(I've changed the name from "Rants" given that I can't really rant about many things that frustrate me here, at least not without getting into some sort of trouble. As such, you'll have to wait for the book.)

Monday, February 13, 2012


"I shall live badly if I do not write, and I shall write badly if I do not live."
-Francoise Sagan, playwright and novelist (1935-2004)

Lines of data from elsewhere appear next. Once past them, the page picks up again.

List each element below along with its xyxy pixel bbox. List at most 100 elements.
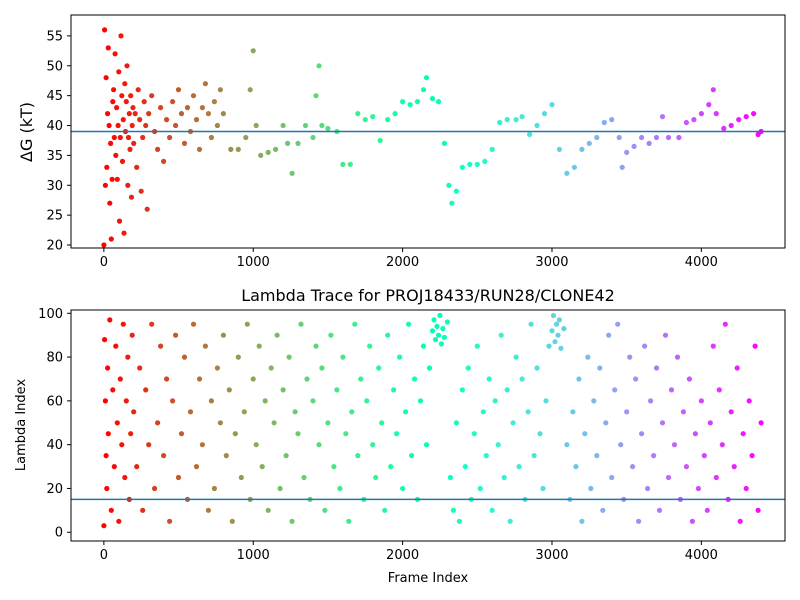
data-point	[624, 409, 630, 415]
data-point	[695, 485, 702, 492]
data-point	[106, 122, 112, 129]
data-point	[482, 158, 488, 164]
data-point	[205, 507, 211, 513]
data-point	[516, 464, 522, 470]
data-point	[120, 117, 126, 123]
data-point	[355, 111, 361, 117]
data-point	[394, 431, 400, 437]
data-point	[362, 117, 368, 123]
x-tick-label: 4000	[685, 548, 718, 563]
data-point	[440, 326, 446, 332]
data-point	[117, 134, 123, 141]
data-point	[211, 485, 217, 492]
data-point	[125, 182, 131, 188]
data-point	[285, 140, 291, 146]
data-point	[122, 81, 128, 87]
data-point	[549, 328, 555, 334]
data-point	[111, 464, 117, 470]
data-point	[104, 485, 110, 492]
data-point	[373, 474, 379, 481]
data-point	[149, 93, 155, 99]
data-point	[429, 328, 436, 334]
data-point	[108, 507, 114, 513]
data-point	[704, 507, 710, 513]
data-point	[692, 431, 699, 437]
data-point	[743, 114, 749, 120]
data-point	[250, 376, 256, 382]
data-point	[414, 99, 421, 105]
data-point	[247, 87, 253, 93]
data-point	[343, 431, 349, 437]
data-point	[698, 111, 705, 117]
data-point	[292, 409, 298, 415]
x-tick-label: 4000	[685, 255, 718, 270]
data-point	[114, 105, 120, 111]
data-point	[686, 376, 693, 382]
data-point	[423, 75, 430, 81]
data-point	[316, 63, 322, 69]
data-point	[513, 354, 519, 360]
data-point	[110, 99, 116, 105]
data-point	[228, 146, 234, 152]
lambda-plot-frame	[70, 309, 786, 542]
data-point	[719, 442, 725, 448]
data-point	[392, 111, 398, 117]
data-point	[400, 485, 406, 492]
data-point	[612, 387, 618, 393]
data-point	[367, 343, 373, 349]
data-point	[618, 442, 624, 448]
data-point	[205, 111, 211, 117]
x-tick-label: 0	[100, 548, 108, 563]
y-tick-label: 50	[46, 59, 63, 74]
data-point	[184, 105, 191, 111]
data-point	[636, 518, 642, 524]
delta-g-points	[101, 27, 764, 248]
y-tick-label: 40	[46, 438, 63, 453]
data-point	[126, 111, 132, 117]
data-point	[651, 453, 657, 459]
data-point	[400, 99, 406, 105]
data-point	[444, 319, 450, 325]
data-point	[434, 323, 440, 329]
data-point	[528, 321, 534, 327]
data-point	[477, 485, 483, 492]
data-point	[734, 365, 740, 371]
data-point	[746, 398, 752, 404]
data-point	[208, 134, 214, 141]
data-point	[597, 365, 603, 371]
data-point	[158, 343, 164, 349]
data-point	[671, 442, 678, 448]
data-point	[170, 99, 176, 105]
data-point	[513, 117, 519, 123]
delta-g-plot-frame	[70, 14, 786, 249]
data-point	[102, 337, 108, 343]
data-point	[144, 206, 150, 212]
data-point	[420, 87, 427, 93]
data-point	[585, 354, 591, 360]
data-point	[113, 343, 119, 349]
data-point	[271, 420, 277, 426]
data-point	[377, 137, 383, 144]
data-point	[334, 387, 340, 393]
data-point	[736, 117, 742, 123]
data-point	[441, 334, 447, 340]
data-point	[541, 111, 548, 117]
data-point	[102, 398, 108, 404]
data-point	[289, 170, 295, 176]
data-point	[116, 218, 123, 224]
data-point	[137, 365, 143, 371]
data-point	[101, 242, 107, 248]
data-point	[665, 474, 672, 481]
data-point	[447, 474, 453, 481]
data-point	[138, 188, 144, 194]
data-point	[123, 99, 129, 105]
data-point	[295, 140, 301, 146]
data-point	[467, 161, 473, 167]
data-point	[256, 343, 262, 349]
data-point	[118, 33, 124, 39]
data-point	[258, 152, 264, 158]
data-point	[382, 507, 388, 513]
data-point	[199, 105, 205, 111]
data-point	[130, 105, 136, 111]
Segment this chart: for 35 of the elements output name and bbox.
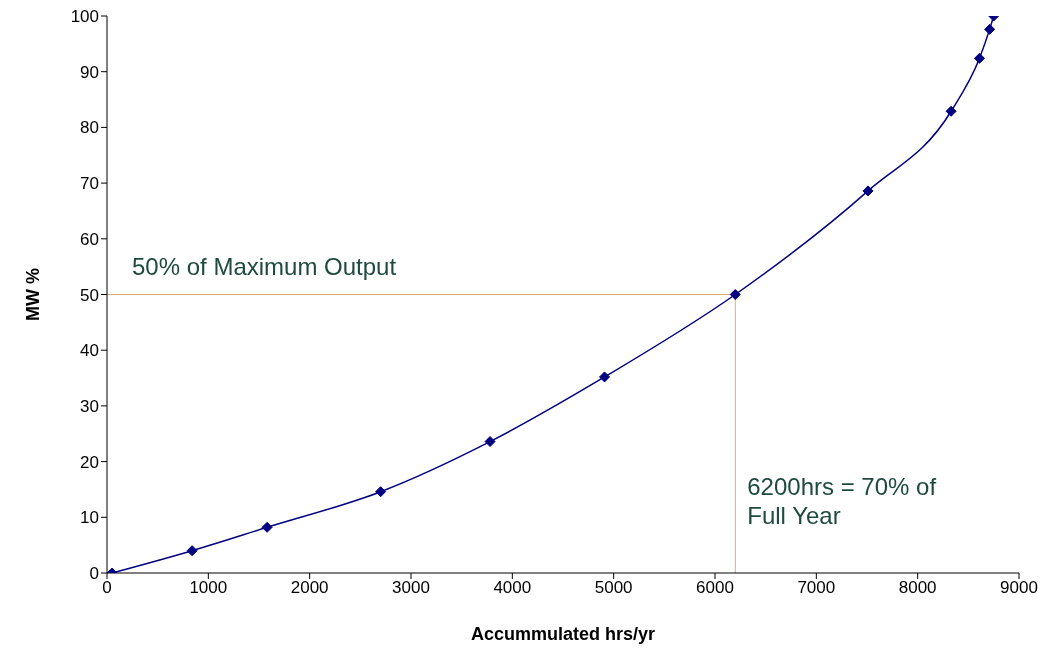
point <box>261 521 273 533</box>
point <box>484 436 496 448</box>
point <box>862 185 874 197</box>
x-tick-label: 3000 <box>392 578 430 598</box>
x-tick-label: 5000 <box>594 578 633 598</box>
x-tick-label: 2000 <box>290 578 329 598</box>
y-tick-label: 80 <box>80 118 99 138</box>
point <box>945 105 957 117</box>
y-tick-label: 40 <box>80 341 99 361</box>
ref-line-label: 50% of Maximum Output <box>132 252 397 280</box>
x-tick-label: 8000 <box>898 578 937 598</box>
y-tick-label: 50 <box>80 285 99 305</box>
y-tick-label: 100 <box>70 7 99 27</box>
x-tick-label: 7000 <box>797 578 836 598</box>
y-tick-label: 30 <box>80 396 99 416</box>
y-tick-label: 20 <box>80 452 99 472</box>
x-axis-title: Accummulated hrs/yr <box>470 624 656 644</box>
y-tick-label: 10 <box>80 508 99 528</box>
x-tick-label: 1000 <box>189 578 228 598</box>
y-tick-label: 70 <box>80 174 99 194</box>
point <box>186 545 198 557</box>
x-tick-label: 0 <box>102 578 112 598</box>
point <box>973 52 985 64</box>
x-tick-label: 9000 <box>1000 578 1038 598</box>
y-tick-label: 60 <box>80 229 99 249</box>
ref-line-label: 6200hrs = 70% of Full Year <box>747 473 937 530</box>
y-tick-label: 90 <box>80 62 99 82</box>
point <box>599 371 611 383</box>
y-tick-label: 0 <box>89 564 99 584</box>
point <box>729 289 741 300</box>
point <box>375 486 387 498</box>
y-axis-title: MW % <box>23 268 44 321</box>
point <box>984 23 996 35</box>
x-tick-label: 4000 <box>493 578 532 598</box>
x-tick-label: 6000 <box>696 578 734 598</box>
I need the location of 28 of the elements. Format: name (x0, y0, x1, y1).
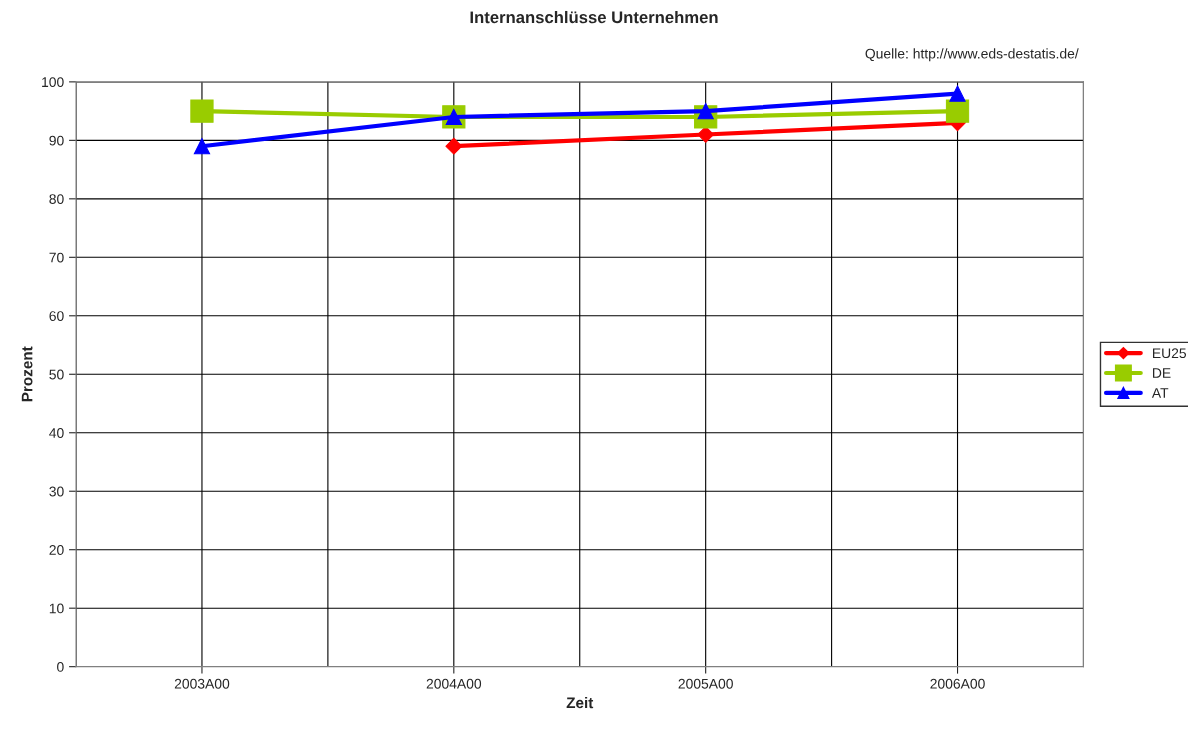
x-tick-label: 2006A00 (930, 678, 985, 689)
legend-label: EU25 (1153, 348, 1187, 359)
legend-label: AT (1151, 388, 1169, 398)
y-tick-label: 50 (49, 369, 64, 380)
point (190, 99, 214, 123)
y-tick-label: 90 (49, 135, 64, 146)
chart-title: Internanschlüsse Unternehmen (470, 10, 718, 24)
x-tick-label: 2003A00 (174, 678, 230, 689)
source-note: Quelle: http://www.eds-destatis.de/ (865, 48, 1079, 62)
x-tick-label: 2005A00 (678, 678, 733, 689)
y-tick-label: 60 (49, 311, 64, 321)
y-tick-label: 30 (49, 486, 64, 497)
point (445, 137, 463, 155)
legend-label: DE (1153, 368, 1171, 378)
y-tick-label: 0 (57, 662, 64, 672)
y-tick-label: 70 (49, 252, 64, 263)
point (945, 99, 970, 123)
point (193, 138, 211, 155)
y-axis-title: Prozent (21, 346, 33, 402)
y-tick-label: 80 (49, 194, 64, 204)
y-tick-label: 100 (42, 77, 64, 88)
x-tick-label: 2004A00 (426, 678, 482, 689)
point (949, 85, 966, 102)
y-tick-label: 20 (49, 545, 64, 555)
x-axis-title: Zeit (566, 696, 594, 709)
y-tick-label: 40 (49, 428, 64, 438)
y-tick-label: 10 (49, 603, 64, 614)
point (697, 126, 715, 143)
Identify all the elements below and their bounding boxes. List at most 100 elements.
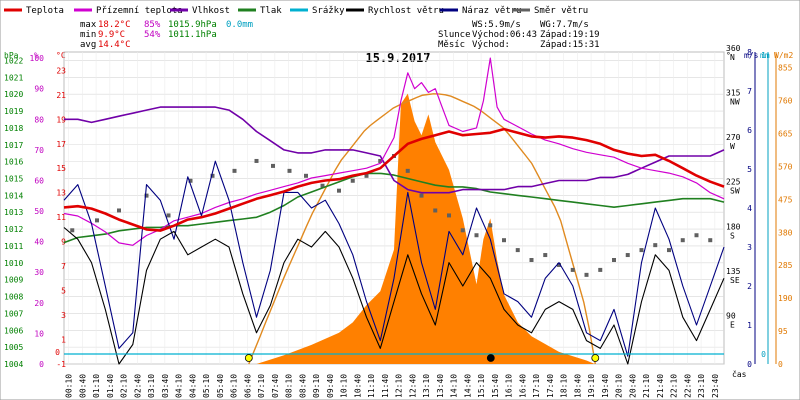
plot-area	[63, 57, 725, 365]
tick-direction-name-0: E	[730, 320, 735, 329]
x-tick-label-39: 19:40	[601, 374, 610, 398]
tick-temp-8: 15	[56, 164, 66, 173]
series-wind-gust-line	[63, 160, 725, 357]
wind-direction-point-28	[543, 253, 548, 258]
x-tick-label-5: 02:40	[133, 374, 142, 398]
wind-direction-point-27	[529, 258, 534, 262]
x-tick-label-4: 02:10	[120, 374, 129, 398]
tick-pressure-15: 1019	[4, 107, 23, 116]
legend-label-naraz-vetru: Náraz větru	[462, 6, 522, 16]
tick-solar-0: 0	[778, 360, 783, 369]
x-tick-label-6: 03:10	[147, 374, 156, 398]
tick-direction-1: 135	[726, 267, 741, 276]
x-tick-label-23: 11:40	[381, 374, 390, 398]
tick-direction-3: 225	[726, 178, 741, 187]
tick-temp-2: 3	[61, 311, 66, 320]
axis-ticks: 1004100510061007100810091010101110121013…	[4, 44, 793, 369]
x-tick-label-0: 00:10	[65, 374, 74, 398]
stat-max-press: 1015.9hPa	[168, 20, 217, 30]
stat-min-press: 1011.1hPa	[168, 30, 217, 40]
x-tick-label-22: 11:10	[367, 374, 376, 398]
wind-direction-point-4	[166, 213, 171, 218]
stat-moon-label: Měsíc	[438, 40, 465, 50]
x-tick-label-32: 16:10	[505, 374, 514, 398]
wind-direction-point-34	[625, 253, 630, 258]
x-tick-label-40: 20:10	[615, 374, 624, 398]
tick-wind-4: 4	[747, 204, 752, 213]
tick-humidity-1: 10	[34, 329, 44, 338]
legend-label-prizemni-teplota: Přízemní teplota	[96, 6, 183, 16]
x-tick-label-14: 07:10	[257, 374, 266, 398]
stat-min-hum: 54%	[144, 30, 161, 40]
tick-temp-11: 21	[56, 91, 66, 100]
tick-temp-12: 23	[56, 66, 66, 75]
wind-direction-point-1	[95, 218, 99, 223]
legend-item-prizemni-teplota: Přízemní teplota	[74, 6, 183, 16]
tick-wind-3: 3	[747, 243, 752, 252]
wind-direction-point-8	[254, 158, 259, 163]
x-tick-label-38: 19:10	[587, 374, 596, 398]
stat-avg-temp: 14.4°C	[98, 40, 131, 50]
x-tick-label-47: 23:40	[711, 374, 720, 398]
series-ground-temp-line	[63, 57, 725, 246]
x-tick-label-33: 16:40	[518, 374, 527, 398]
legend-item-naraz-vetru: Náraz větru	[440, 6, 522, 16]
x-tick-label-25: 12:40	[408, 374, 417, 398]
wind-direction-point-16	[378, 158, 383, 163]
axis-unit-percent: %	[34, 51, 39, 60]
tick-humidity-6: 60	[34, 176, 44, 185]
series-sun-position-curve	[248, 93, 596, 365]
tick-temp-6: 11	[56, 213, 66, 222]
tick-pressure-12: 1016	[4, 158, 23, 167]
legend-item-smer-vetru: Směr větru	[512, 6, 588, 16]
legend-item-vlhkost: Vlhkost	[170, 6, 230, 16]
x-tick-label-21: 10:40	[353, 374, 362, 398]
legend-label-teplota: Teplota	[26, 6, 64, 16]
legend: Teplota Přízemní teplota Vlhkost Tlak Sr…	[4, 6, 588, 16]
stat-max-label: max	[80, 20, 97, 30]
tick-temp-5: 9	[61, 238, 66, 247]
tick-temp-10: 19	[56, 115, 66, 124]
x-tick-label-43: 21:40	[656, 374, 665, 398]
tick-direction-name-4: W	[730, 142, 735, 151]
x-tick-label-41: 20:40	[628, 374, 637, 398]
tick-direction-name-2: S	[730, 231, 735, 240]
wind-direction-point-22	[460, 228, 465, 233]
legend-label-srazky: Srážky	[312, 6, 345, 16]
wind-direction-point-11	[304, 173, 308, 178]
stat-avg-label: avg	[80, 40, 96, 50]
tick-temp-3: 5	[61, 287, 66, 296]
tick-pressure-17: 1021	[4, 73, 23, 82]
tick-rain-1: 1	[761, 51, 766, 60]
moonset-marker	[486, 354, 495, 362]
stat-ws: WS:5.9m/s	[472, 20, 521, 30]
x-tick-label-45: 22:40	[683, 374, 692, 398]
x-tick-label-1: 00:40	[78, 374, 87, 398]
tick-rain-0: 0	[761, 350, 766, 359]
stat-max-rain: 0.0mm	[226, 20, 253, 30]
tick-solar-4: 380	[778, 228, 793, 237]
x-tick-label-3: 01:40	[106, 374, 115, 398]
wind-direction-point-26	[515, 248, 520, 253]
x-tick-label-46: 23:10	[697, 374, 706, 398]
wind-direction-point-24	[488, 223, 493, 228]
x-tick-label-42: 21:10	[642, 374, 651, 398]
axis-unit-hpa: hPa	[4, 51, 19, 60]
wind-direction-point-7	[232, 168, 237, 173]
tick-humidity-5: 50	[34, 207, 44, 216]
tick-direction-name-6: N	[730, 53, 735, 62]
wind-direction-point-35	[639, 248, 644, 253]
stat-wg: WG:7.7m/s	[540, 20, 589, 30]
tick-wind-5: 5	[747, 165, 752, 174]
x-tick-label-31: 15:40	[491, 374, 500, 398]
tick-pressure-10: 1014	[4, 191, 23, 200]
x-tick-label-26: 13:10	[422, 374, 431, 398]
wind-direction-point-21	[447, 213, 451, 218]
wind-direction-point-14	[350, 178, 355, 183]
tick-wind-8: 8	[747, 48, 752, 57]
wind-direction-point-36	[653, 243, 658, 248]
wind-direction-point-37	[667, 248, 671, 253]
tick-humidity-7: 70	[34, 146, 44, 155]
x-tick-label-29: 14:40	[463, 374, 472, 398]
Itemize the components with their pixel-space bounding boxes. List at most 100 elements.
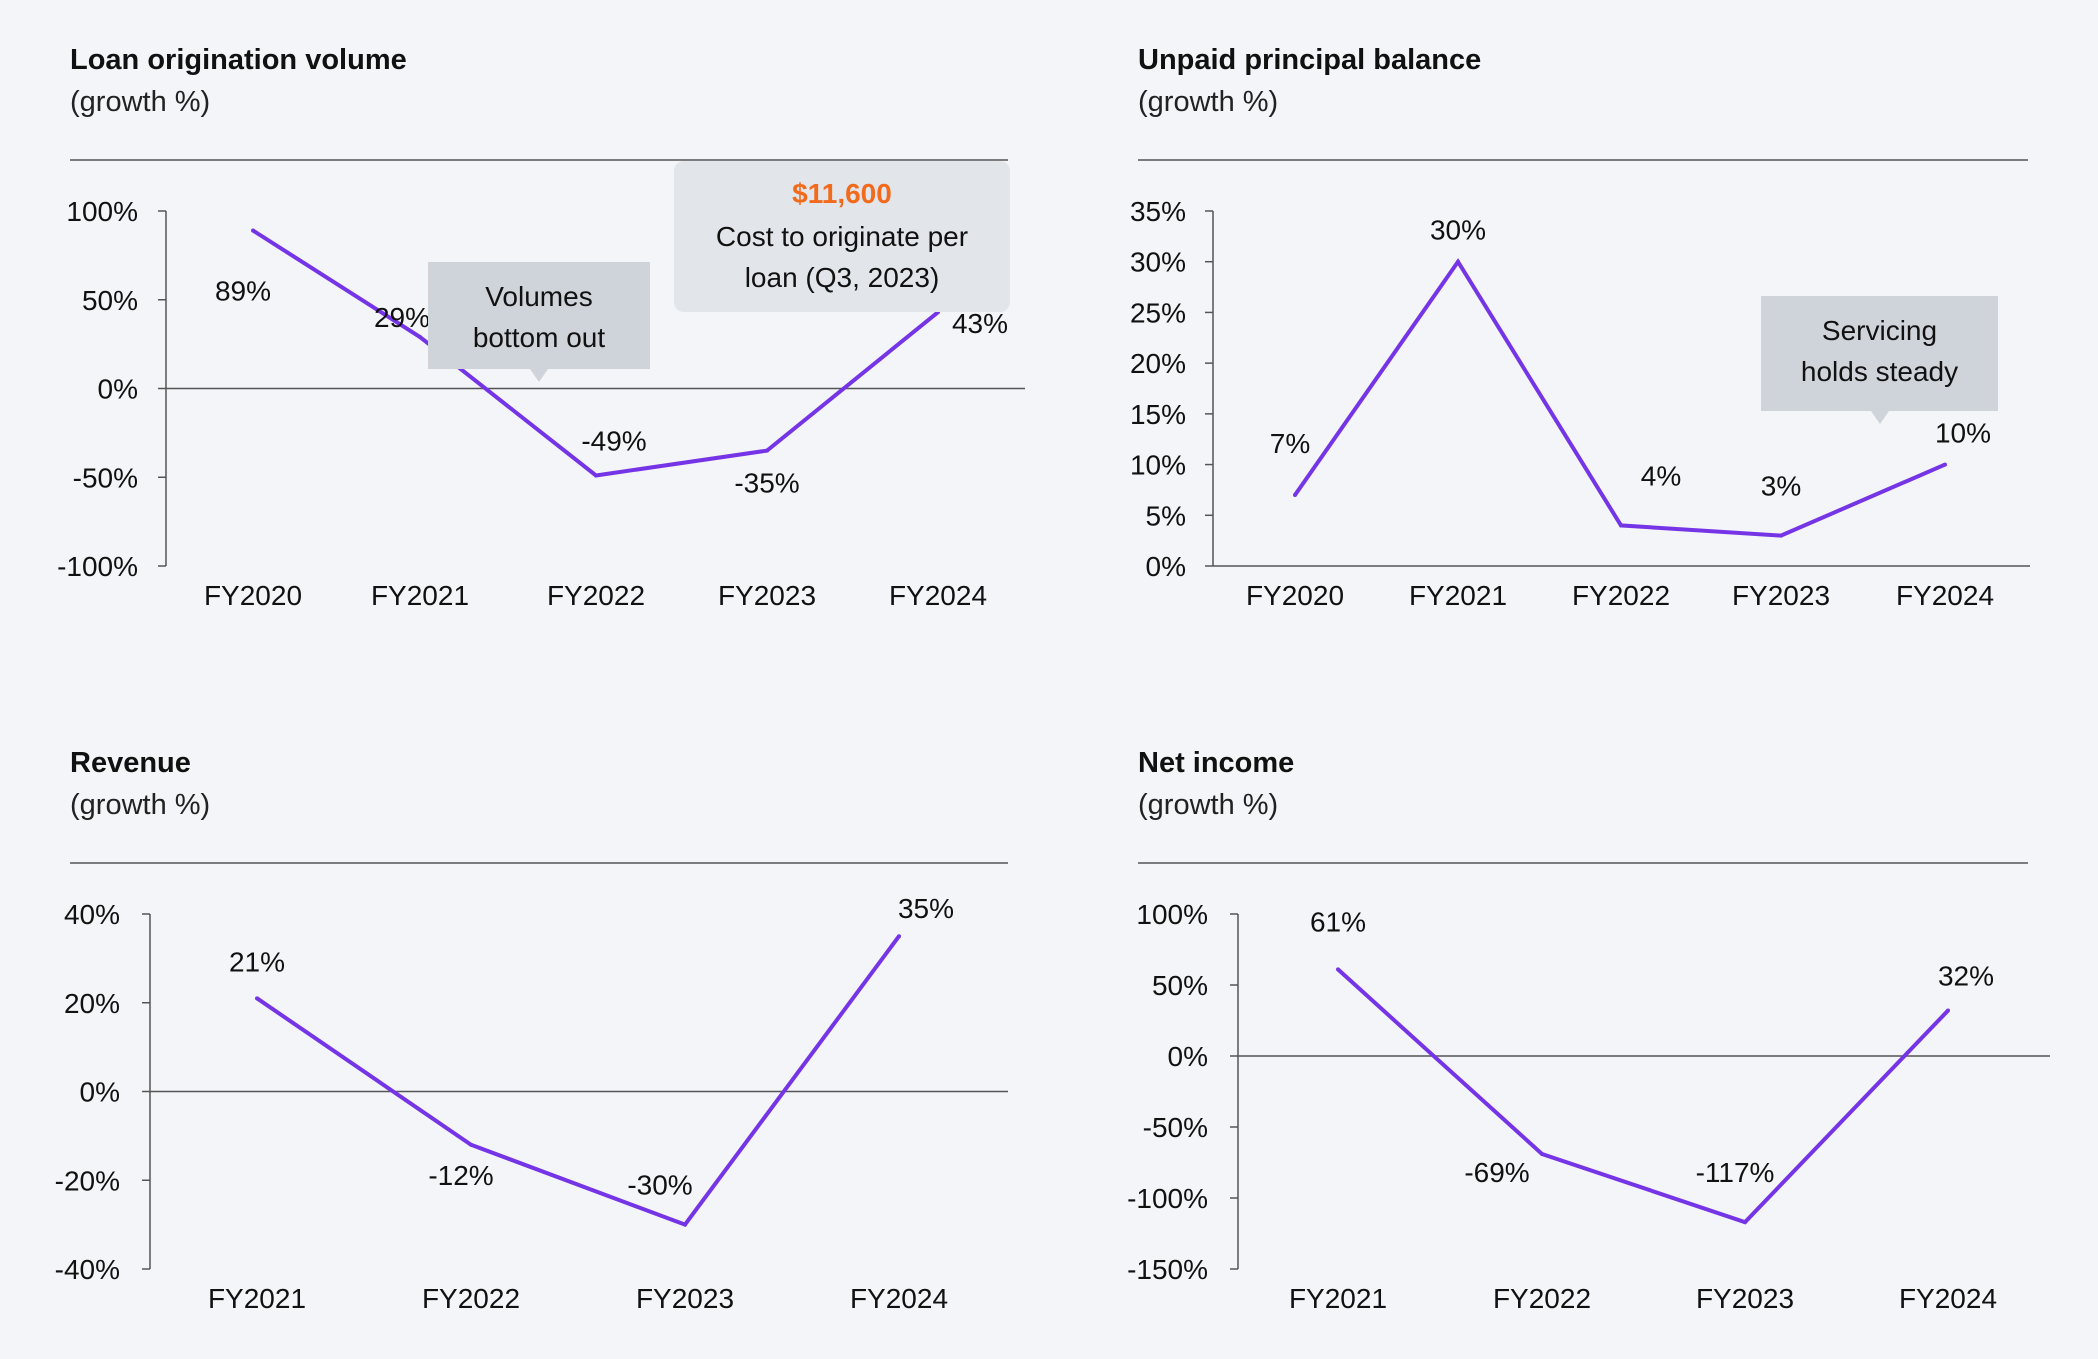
x-tick-label: FY2023 <box>718 580 816 611</box>
x-tick-label: FY2022 <box>1572 580 1670 611</box>
x-tick-label: FY2024 <box>889 580 987 611</box>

As I type I’m watching the Africa Cup of Nations final. Zambia and Côte d’Ivoire are in extra time. Good game. Priya is sitting beside me enjoying the match and scratching a mysterious constellation of bug bites. It happens from time to time here.
weird spider I about ran into on a hike this weekend
When I was growing up my friend Russ (and I think he reads this blog from time to time) used to be a member of a bug club. As I remember it, he had a wooden box with rows of various types of bugs mounted on pins. While I was fascinated by this hobby, I would never have had the discipline or the organizational skills to hunt, capture, pin and label them. My tendency would have been to pull off their wings or some sort of obnoxious practice of no educational value.
When Priya and I lived in Kibondo (NW Tanzania), there was a sink near the staff mess that seemed to regularly receive its share of bugs, trapped by the slick sides of the bowl. I have never in my life seen such varied and interesting bugs of various sizes. That would have been time to be member of a bug club.
Bugs come with the territory when living in the tropics, quite literally. Soon after returning to Burundi from the holidays, we were informed of an infestation of, in the words of the US Embassy, an “acid bug infestation”. The bug seems to have various names: Acid Bug, Nairobi Eye, Paederus dermatitis, Creechie Bug or African Rove Beetle. Strangely enough, it doesn’t bite (unlike my encounters with tse tse flies). The danger is that it produces a toxic substance that produces blisters or welts the size of an American nickel.
 I’ve seen them from time to time since we arrived in the country but nothing like what we did the past few weeks. Fortunately Priya had the brilliant idea of shutting off our security lights (those on the house rather than those on the compound wall) and sure enough, they pretty much disappeared. We’re good for now – until the next infestation.
The match is now down to goal kicks. Time to sign off.